In the present study, we also showed that MβCD decreased α-syn accumulation in vivo and ameliorated the neurodegenerative alterations in tg mice. These effects on α-syn tg mice are consistent with previous studies showing that CDs can rescue the disease phenotype in other in vivo models of neurological disorders, such as Niemann–Pick type C1 disease (NPC1) (Camargo et al. 2001; Yu et al. 2005). NPC1 is a disorder characterized by a defect in cholesterol trafficking and metabolism resulting in lysosomal pathology and progressive neurodegeneration (German et al. 2002; Gondre-Lewis et al. 2003; Walkley and Suzuki 2004; Chang et al. 2005; Li et al. 2005). Interestingly, recent studies have shown that α-syn accumulates in the brains of patients with Niemann–Pick disease and in NPC1 mutant mice (Mori et al. 2002; Saito et al. 2004). Together, these studies support the concept of a role of cholesterol metabolism in α-syn accumulation and of MβCD as a potential treatment for disorders with parkinsonism and α-syn accumulation (Camargo et al. 2001; Yu et al. 2005).
Notably, alterations in cholesterol levels have been associated with an increased risk for AD, mainly because cholesterol may participate in the regulation of Aβ production (McLaurin et al. 2002; Yanagisawa 2002; Burns et al. 2003; Michikawa 2003; Hartman 2005) and Aβ has been shown to accumulate in lipid rafts (Wood et al. 2002).
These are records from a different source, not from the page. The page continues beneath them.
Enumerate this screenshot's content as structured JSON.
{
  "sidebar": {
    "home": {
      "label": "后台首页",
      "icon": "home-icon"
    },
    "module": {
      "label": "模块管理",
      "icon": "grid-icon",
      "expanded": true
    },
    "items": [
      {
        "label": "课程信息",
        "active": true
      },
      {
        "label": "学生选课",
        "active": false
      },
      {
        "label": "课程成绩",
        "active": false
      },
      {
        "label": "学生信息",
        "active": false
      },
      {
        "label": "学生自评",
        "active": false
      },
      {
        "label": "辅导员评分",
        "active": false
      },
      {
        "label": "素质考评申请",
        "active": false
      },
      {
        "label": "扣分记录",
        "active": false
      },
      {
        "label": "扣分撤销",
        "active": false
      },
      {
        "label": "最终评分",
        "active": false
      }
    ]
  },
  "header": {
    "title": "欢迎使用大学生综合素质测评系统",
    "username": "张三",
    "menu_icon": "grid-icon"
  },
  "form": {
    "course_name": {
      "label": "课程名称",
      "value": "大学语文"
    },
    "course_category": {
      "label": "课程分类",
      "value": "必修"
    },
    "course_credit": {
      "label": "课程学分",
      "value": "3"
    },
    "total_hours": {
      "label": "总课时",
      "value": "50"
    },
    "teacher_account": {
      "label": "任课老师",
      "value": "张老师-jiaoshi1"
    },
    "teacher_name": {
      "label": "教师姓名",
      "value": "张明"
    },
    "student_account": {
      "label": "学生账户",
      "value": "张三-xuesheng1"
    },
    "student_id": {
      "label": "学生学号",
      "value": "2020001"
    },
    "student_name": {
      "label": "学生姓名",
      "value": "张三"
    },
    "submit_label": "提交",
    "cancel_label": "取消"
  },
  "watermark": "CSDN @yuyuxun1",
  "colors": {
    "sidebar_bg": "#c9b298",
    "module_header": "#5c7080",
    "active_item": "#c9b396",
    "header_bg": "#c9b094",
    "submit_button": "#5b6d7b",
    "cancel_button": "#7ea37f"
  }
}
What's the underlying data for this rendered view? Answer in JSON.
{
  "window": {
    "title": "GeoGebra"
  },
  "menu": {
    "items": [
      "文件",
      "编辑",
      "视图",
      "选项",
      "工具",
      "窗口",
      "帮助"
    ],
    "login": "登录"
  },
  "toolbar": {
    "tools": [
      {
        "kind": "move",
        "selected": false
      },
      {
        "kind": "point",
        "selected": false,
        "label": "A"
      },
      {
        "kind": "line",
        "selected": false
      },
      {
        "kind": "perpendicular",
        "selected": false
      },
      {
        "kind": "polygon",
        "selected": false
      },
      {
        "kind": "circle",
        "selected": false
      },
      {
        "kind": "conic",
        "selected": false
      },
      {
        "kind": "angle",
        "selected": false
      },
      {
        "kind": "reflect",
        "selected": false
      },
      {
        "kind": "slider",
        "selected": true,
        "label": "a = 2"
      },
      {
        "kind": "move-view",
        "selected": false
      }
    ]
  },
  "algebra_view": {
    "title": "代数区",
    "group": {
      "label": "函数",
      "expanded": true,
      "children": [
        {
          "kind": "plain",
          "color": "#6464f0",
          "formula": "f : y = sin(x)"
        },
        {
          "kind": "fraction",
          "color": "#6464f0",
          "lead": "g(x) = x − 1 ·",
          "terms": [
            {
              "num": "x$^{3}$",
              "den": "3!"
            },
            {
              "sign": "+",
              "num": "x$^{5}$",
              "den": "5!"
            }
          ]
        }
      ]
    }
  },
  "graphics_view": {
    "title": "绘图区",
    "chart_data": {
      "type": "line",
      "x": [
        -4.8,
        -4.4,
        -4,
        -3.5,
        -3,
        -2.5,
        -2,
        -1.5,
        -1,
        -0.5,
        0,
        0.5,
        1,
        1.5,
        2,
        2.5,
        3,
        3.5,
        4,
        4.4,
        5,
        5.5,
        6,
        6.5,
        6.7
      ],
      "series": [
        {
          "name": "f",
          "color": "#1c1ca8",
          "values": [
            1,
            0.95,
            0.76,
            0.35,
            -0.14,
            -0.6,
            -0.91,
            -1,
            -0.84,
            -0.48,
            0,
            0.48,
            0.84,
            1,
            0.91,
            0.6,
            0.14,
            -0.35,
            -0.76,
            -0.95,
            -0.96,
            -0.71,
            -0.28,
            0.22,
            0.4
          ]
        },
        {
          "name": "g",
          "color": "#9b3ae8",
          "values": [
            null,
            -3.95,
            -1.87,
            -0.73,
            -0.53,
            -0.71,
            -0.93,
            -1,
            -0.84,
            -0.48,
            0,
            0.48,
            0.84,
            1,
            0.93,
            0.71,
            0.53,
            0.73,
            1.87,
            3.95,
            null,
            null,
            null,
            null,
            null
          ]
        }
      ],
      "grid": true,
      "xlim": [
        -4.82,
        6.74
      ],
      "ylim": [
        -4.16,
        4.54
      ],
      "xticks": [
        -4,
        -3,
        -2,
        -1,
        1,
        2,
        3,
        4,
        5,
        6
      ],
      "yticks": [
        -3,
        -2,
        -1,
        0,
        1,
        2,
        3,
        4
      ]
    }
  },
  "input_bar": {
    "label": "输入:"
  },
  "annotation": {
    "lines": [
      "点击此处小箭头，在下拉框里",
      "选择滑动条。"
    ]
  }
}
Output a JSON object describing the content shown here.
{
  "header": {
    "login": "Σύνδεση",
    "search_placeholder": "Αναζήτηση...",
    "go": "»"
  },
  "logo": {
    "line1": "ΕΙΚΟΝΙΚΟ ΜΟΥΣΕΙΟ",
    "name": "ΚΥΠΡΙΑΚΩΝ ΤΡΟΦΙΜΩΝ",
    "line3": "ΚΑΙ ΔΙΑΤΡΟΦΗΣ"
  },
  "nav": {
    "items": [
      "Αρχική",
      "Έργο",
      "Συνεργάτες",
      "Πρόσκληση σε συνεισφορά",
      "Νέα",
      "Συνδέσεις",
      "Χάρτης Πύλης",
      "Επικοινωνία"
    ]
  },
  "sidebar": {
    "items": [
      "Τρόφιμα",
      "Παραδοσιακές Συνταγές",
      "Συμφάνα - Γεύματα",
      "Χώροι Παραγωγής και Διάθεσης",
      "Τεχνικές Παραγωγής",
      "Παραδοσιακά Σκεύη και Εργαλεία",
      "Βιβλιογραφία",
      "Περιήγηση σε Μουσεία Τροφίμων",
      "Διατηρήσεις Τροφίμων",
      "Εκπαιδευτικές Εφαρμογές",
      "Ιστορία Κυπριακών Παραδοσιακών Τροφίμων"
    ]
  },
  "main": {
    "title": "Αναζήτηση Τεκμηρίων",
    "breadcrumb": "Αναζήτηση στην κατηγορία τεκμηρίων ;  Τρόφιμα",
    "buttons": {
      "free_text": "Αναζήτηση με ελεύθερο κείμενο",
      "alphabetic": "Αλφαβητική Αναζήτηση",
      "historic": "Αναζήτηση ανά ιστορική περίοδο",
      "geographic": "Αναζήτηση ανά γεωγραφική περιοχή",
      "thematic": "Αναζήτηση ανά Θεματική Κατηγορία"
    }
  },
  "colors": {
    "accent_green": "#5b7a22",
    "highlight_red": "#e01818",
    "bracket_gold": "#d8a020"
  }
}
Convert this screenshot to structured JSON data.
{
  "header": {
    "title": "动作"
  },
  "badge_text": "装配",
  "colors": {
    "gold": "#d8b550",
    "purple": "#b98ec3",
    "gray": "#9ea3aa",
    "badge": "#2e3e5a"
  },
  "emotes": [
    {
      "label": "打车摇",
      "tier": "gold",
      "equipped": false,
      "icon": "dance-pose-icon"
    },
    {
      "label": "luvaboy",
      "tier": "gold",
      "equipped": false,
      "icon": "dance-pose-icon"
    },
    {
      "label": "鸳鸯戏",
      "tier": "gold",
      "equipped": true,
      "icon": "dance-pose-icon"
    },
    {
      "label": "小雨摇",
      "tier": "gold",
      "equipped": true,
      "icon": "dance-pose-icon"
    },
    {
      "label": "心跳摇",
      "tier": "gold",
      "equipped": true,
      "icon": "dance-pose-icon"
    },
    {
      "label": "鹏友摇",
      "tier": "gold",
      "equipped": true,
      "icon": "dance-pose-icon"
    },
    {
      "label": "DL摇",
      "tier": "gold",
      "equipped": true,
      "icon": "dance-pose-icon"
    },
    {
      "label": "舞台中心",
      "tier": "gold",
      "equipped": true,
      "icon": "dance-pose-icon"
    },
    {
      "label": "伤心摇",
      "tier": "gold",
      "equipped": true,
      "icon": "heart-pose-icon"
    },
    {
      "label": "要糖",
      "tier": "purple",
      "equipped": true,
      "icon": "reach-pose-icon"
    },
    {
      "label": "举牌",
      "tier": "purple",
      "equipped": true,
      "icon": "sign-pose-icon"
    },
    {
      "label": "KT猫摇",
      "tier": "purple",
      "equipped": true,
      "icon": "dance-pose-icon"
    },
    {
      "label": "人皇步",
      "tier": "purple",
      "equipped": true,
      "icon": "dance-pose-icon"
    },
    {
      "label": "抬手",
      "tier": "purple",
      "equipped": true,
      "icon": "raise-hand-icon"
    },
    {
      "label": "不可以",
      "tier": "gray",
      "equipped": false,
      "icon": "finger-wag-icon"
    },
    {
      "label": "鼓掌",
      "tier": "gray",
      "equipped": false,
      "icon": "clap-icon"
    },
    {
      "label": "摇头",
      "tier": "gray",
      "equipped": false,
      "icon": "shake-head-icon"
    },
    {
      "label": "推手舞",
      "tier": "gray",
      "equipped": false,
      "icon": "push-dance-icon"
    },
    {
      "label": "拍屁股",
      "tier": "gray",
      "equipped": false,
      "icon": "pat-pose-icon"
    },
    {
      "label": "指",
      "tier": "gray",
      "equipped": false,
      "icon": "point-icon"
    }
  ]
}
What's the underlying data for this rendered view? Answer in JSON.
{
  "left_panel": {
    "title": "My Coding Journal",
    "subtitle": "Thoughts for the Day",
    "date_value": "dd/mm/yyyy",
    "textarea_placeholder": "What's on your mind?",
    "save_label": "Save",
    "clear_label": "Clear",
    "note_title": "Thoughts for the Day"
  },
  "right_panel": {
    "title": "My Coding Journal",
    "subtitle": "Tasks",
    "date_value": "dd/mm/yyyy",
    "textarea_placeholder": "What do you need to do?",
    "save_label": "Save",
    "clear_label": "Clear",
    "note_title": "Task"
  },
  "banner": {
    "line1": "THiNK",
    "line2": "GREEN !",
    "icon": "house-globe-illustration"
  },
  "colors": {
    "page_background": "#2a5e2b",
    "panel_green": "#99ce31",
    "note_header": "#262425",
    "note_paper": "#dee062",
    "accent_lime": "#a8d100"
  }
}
Consequently, several cholesterol-reducing drugs, including CDs, are currently being evaluated for the treatment of AD (Simons et al. 1998; Cole et al. 2005). Similarly, it is possible that cholesterol may also play a role in LBD. The evidence in this respect is not yet conclusive; for example, some studies have indicated that α-syn associates with cholesterol-related lipid rafts (Fortin et al. 2004), and have suggested that high levels of cholesterol intake may be associated with increased risk for PD (Johnson et al. 1999). In contrast, a recent study has found that a high intake of unsaturated fatty acids may protect against PD, but no significant association has been found with saturated fat, cholesterol or trans-fat intake (de Lau et al. 2005). Furthermore, the direct effects of high cholesterol levels on α-syn accumulation and membrane structures are not entirely clear and require further investigation.
In conclusion, the present study has shown that cholesterol depletion by MβCD treatment may decrease the levels of potentially toxic, detergent-insoluble α-syn which associates with the membrane. Although further studies are necessary to elucidate the mechanism of action of CDs and the interaction between α-syn and cholesterol, cholesterol-lowering agents may be considered as potential treatments for PD.